La frattura che non so come (né se) si ricomporrà

Ci pensavo l’altro ieri, durante un dialogo sui temi del referendum con Alfredo D’Attorre. Ne ho avuto la conferma nel pomeriggio, dopo la decisione di Prodi di annunciare il suo voto favorevole alla riforma costituzionale e le reazioni che ho letto in entrambi i fronti, soprattutto nei commenti a mezzo social dei vari militanti. Un annuncio, il suo, lo dico per necessità di precisazione, che in nulla cambia l’opinione che ho di lui, e non l’avrebbe cambiata nemmeno se fosse stato di segno opposto.

Pur non giudicandola poco chiara, superficiale e modesta come fa l’ex presidente del Consiglio, ritengo la riscrittura della Costituzione in discussione una soluzione sbagliata nel merito e un precedente poco rassicurante per il metodo con cui ci si è arrivati, facendo della Carta di tutti una questione di parte. Per questo, al contrario del cofondatore (con D’Alema) dell’Ulivo, voterò “no”, ma non accomunerò il suo “sì”, come quello di Cuperlo o di altri, anche di Renzi, a quelli di Alfano, Formigoni e Verdini: le loro storie e le loro motivazioni sono diverse, e non cambieranno perché voteranno domenica nello stesso modo. Non mi aspetto altrettante concessioni, ma non me ne dorrò; se dall’altro campo dello schieramento referendario non si riconoscerà a me e altri identica differenziazione rispetto alle parti che la scelta binaria forzatamente crea, poco male. Pure in questo caso, il giudizio che ho di chi accomuna il mio voto a quello di Berlusconi, Grillo, Salvini o altri da cui sideralmente sono distante per idee e valori, non cambierà.

E questo non perché io sia diventato un predicatore laica di pace e serenità, ma perché, semplicemente, non è da quei particolari che si giudicano i politici. Il voto a favore della Costituzione nata dalla Resistenza fa di Casa Pound un pilastro dell’antifascismo? Non scherziamo. Così come il mio incidentale votare nello stesso modo, su una scheda che solo due ne ammette, con Grillo o Salvini, mi rende sostenitore delle ragioni antipolitiche da cui il M5S muove o delle teorie antimeridionaliste dalle quali la Lega prese abbrivio? Giudicate voi. Ripeto, vale per gli altri come per me: non sono tutti uguali i “sì”, tantomeno quelli che li esprimono, come non lo sono i “no”.

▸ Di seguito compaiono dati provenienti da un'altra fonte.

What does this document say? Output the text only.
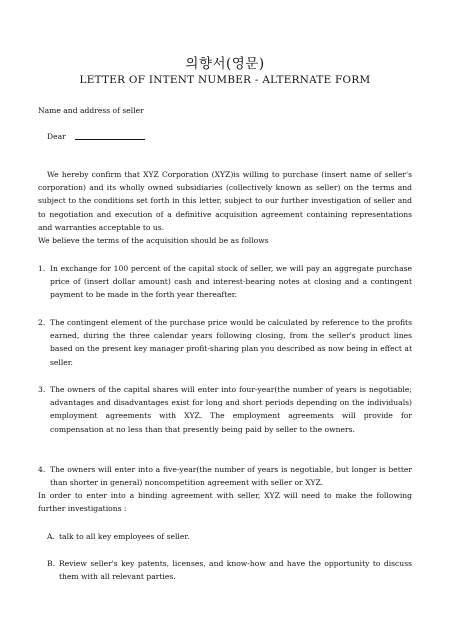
의향서(영문)
LETTER OF INTENT NUMBER - ALTERNATE FORM
Name and address of seller
Dear
We hereby confirm that XYZ Corporation (XYZ)is willing to purchase (insert name of seller's corporation) and its wholly owned subsidiaries (collectively known as seller) on the terms and subject to the conditions set forth in this letter, subject to our further investigation of seller and to negotiation and execution of a definitive acquisition agreement containing representations and warranties acceptable to us.
We believe the terms of the acquisition should be as follows
1. In exchange for 100 percent of the capital stock of seller, we will pay an aggregate purchase price of (insert dollar amount) cash and interest-bearing notes at closing and a contingent payment to be made in the forth year thereafter.
2. The contingent element of the purchase price would be calculated by reference to the profits earned, during the three calendar years following closing, from the seller's product lines based on the present key manager profit-sharing plan you described as now being in effect at seller.
3. The owners of the capital shares will enter into four-year(the number of years is negotiable; advantages and disadvantages exist for long and short periods depending on the individuals) employment agreements with XYZ. The employment agreements will provide for compensation at no less than that presently being paid by seller to the owners.
4. The owners will enter into a five-year(the number of years is negotiable, but longer is better than shorter in general) noncompetition agreement with seller or XYZ.
In order to enter into a binding agreement with seller, XYZ will need to make the following further investigations :
A. talk to all key employees of seller.
B. Review seller's key patents, licenses, and know-how and have the opportunity to discuss them with all relevant parties.
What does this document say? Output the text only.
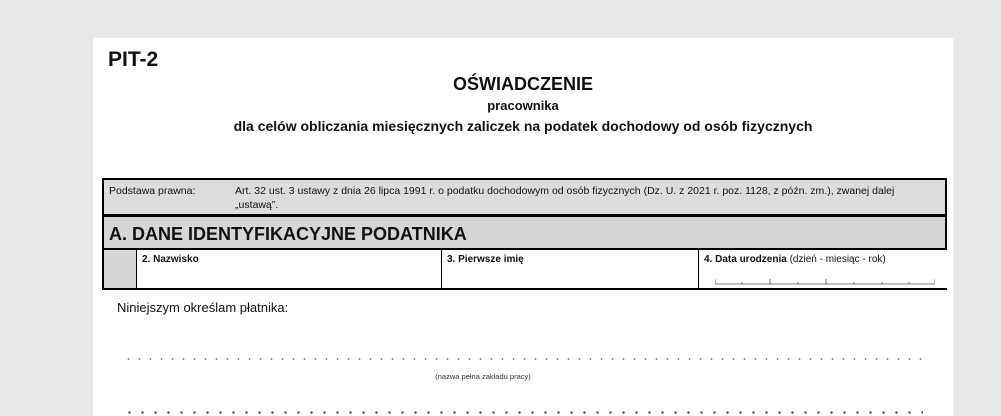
PIT-2
OŚWIADCZENIE
pracownika
dla celów obliczania miesięcznych zaliczek na podatek dochodowy od osób fizycznych
Podstawa prawna:	Art. 32 ust. 3 ustawy z dnia 26 lipca 1991 r. o podatku dochodowym od osób fizycznych (Dz. U. z 2021 r. poz. 1128, z późn. zm.), zwanej dalej „ustawą”.
A. DANE IDENTYFIKACYJNE PODATNIKA
2. Nazwisko	3. Pierwsze imię	4. Data urodzenia (dzień - miesiąc - rok)
Niniejszym określam płatnika:
(nazwa pełna zakładu pracy)
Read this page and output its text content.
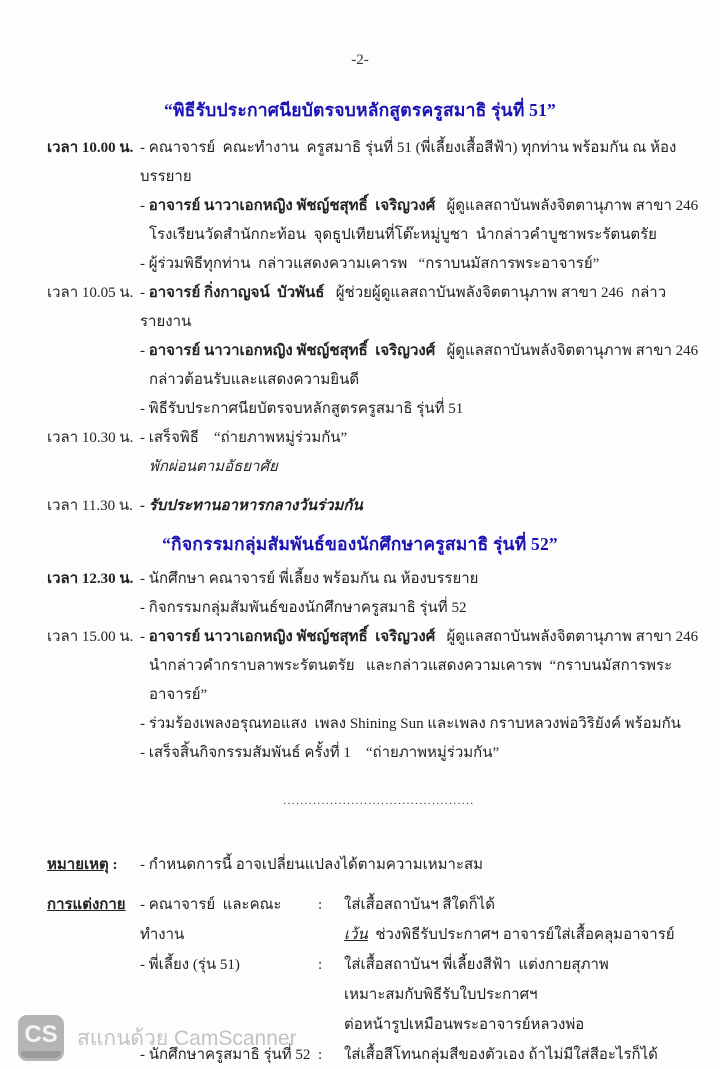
-2-
“พิธีรับประกาศนียบัตรจบหลักสูตรครูสมาธิ รุ่นที่ 51”
เวลา 10.00 น. - คณาจารย์  คณะทำงาน  ครูสมาธิ รุ่นที่ 51 (พี่เลี้ยงเสื้อสีฟ้า) ทุกท่าน พร้อมกัน ณ ห้องบรรยาย
- อาจารย์ นาวาเอกหญิง พัชญ์ชสุทธิ์  เจริญวงศ์   ผู้ดูแลสถาบันพลังจิตตานุภาพ สาขา 246
โรงเรียนวัดสำนักกะท้อน  จุดธูปเทียนที่โต๊ะหมู่บูชา  นำกล่าวคำบูชาพระรัตนตรัย
- ผู้ร่วมพิธีทุกท่าน  กล่าวแสดงความเคารพ   “กราบนมัสการพระอาจารย์”
เวลา 10.05 น. - อาจารย์ กิ่งกาญจน์  บัวพันธ์   ผู้ช่วยผู้ดูแลสถาบันพลังจิตตานุภาพ สาขา 246  กล่าวรายงาน
- อาจารย์ นาวาเอกหญิง พัชญ์ชสุทธิ์  เจริญวงศ์   ผู้ดูแลสถาบันพลังจิตตานุภาพ สาขา 246
กล่าวต้อนรับและแสดงความยินดี
- พิธีรับประกาศนียบัตรจบหลักสูตรครูสมาธิ รุ่นที่ 51
เวลา 10.30 น. - เสร็จพิธี    “ถ่ายภาพหมู่ร่วมกัน”
พักผ่อนตามอัธยาศัย
เวลา 11.30 น. - รับประทานอาหารกลางวันร่วมกัน
“กิจกรรมกลุ่มสัมพันธ์ของนักศึกษาครูสมาธิ รุ่นที่ 52”
เวลา 12.30 น. - นักศึกษา คณาจารย์ พี่เลี้ยง พร้อมกัน ณ ห้องบรรยาย
- กิจกรรมกลุ่มสัมพันธ์ของนักศึกษาครูสมาธิ รุ่นที่ 52
เวลา 15.00 น. - อาจารย์ นาวาเอกหญิง พัชญ์ชสุทธิ์  เจริญวงศ์   ผู้ดูแลสถาบันพลังจิตตานุภาพ สาขา 246
นำกล่าวคำกราบลาพระรัตนตรัย   และกล่าวแสดงความเคารพ  “กราบนมัสการพระอาจารย์”
- ร่วมร้องเพลงอรุณทอแสง  เพลง Shining Sun และเพลง กราบหลวงพ่อวิริยังค์ พร้อมกัน
- เสร็จสิ้นกิจกรรมสัมพันธ์ ครั้งที่ 1    “ถ่ายภาพหมู่ร่วมกัน”
.............................................
หมายเหตุ :	- กำหนดการนี้ อาจเปลี่ยนแปลงได้ตามความเหมาะสม
การแต่งกาย - คณาจารย์  และคณะทำงาน
:	ใส่เสื้อสถาบันฯ สีใดก็ได้
เว้น  ช่วงพิธีรับประกาศฯ อาจารย์ใส่เสื้อคลุมอาจารย์
- พี่เลี้ยง (รุ่น 51)	:	ใส่เสื้อสถาบันฯ พี่เลี้ยงสีฟ้า  แต่งกายสุภาพ
เหมาะสมกับพิธีรับใบประกาศฯ
ต่อหน้ารูปเหมือนพระอาจารย์หลวงพ่อ
- นักศึกษาครูสมาธิ รุ่นที่ 52 :	ใส่เสื้อสีโทนกลุ่มสีของตัวเอง ถ้าไม่มีใส่สีอะไรก็ได้
CS สแกนด้วย CamScanner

Però, qui oggi siamo: a rinfacciarci vicendevolmente rapporti di prossimità e a dividerci sul terreno che, in una nazione che si fa Stato, dovrebbe essere il terreno di unificazione e di condivisione. Di questo, e mi dispiace davvero, perché per questa valutazione non muovo partendo da un pregiudizio, ma vi giungendo allo scoprire lati non conosciuti nelle donne e negli uomini della parte che ho sostenuto, la responsabilità maggiore è di chi ha deciso la strada da seguire, vedendone la prosecuzione della sfida fra sé e gli altri.

Spero che da lunedì sapremo archiviare questa stagione di passioni tristi.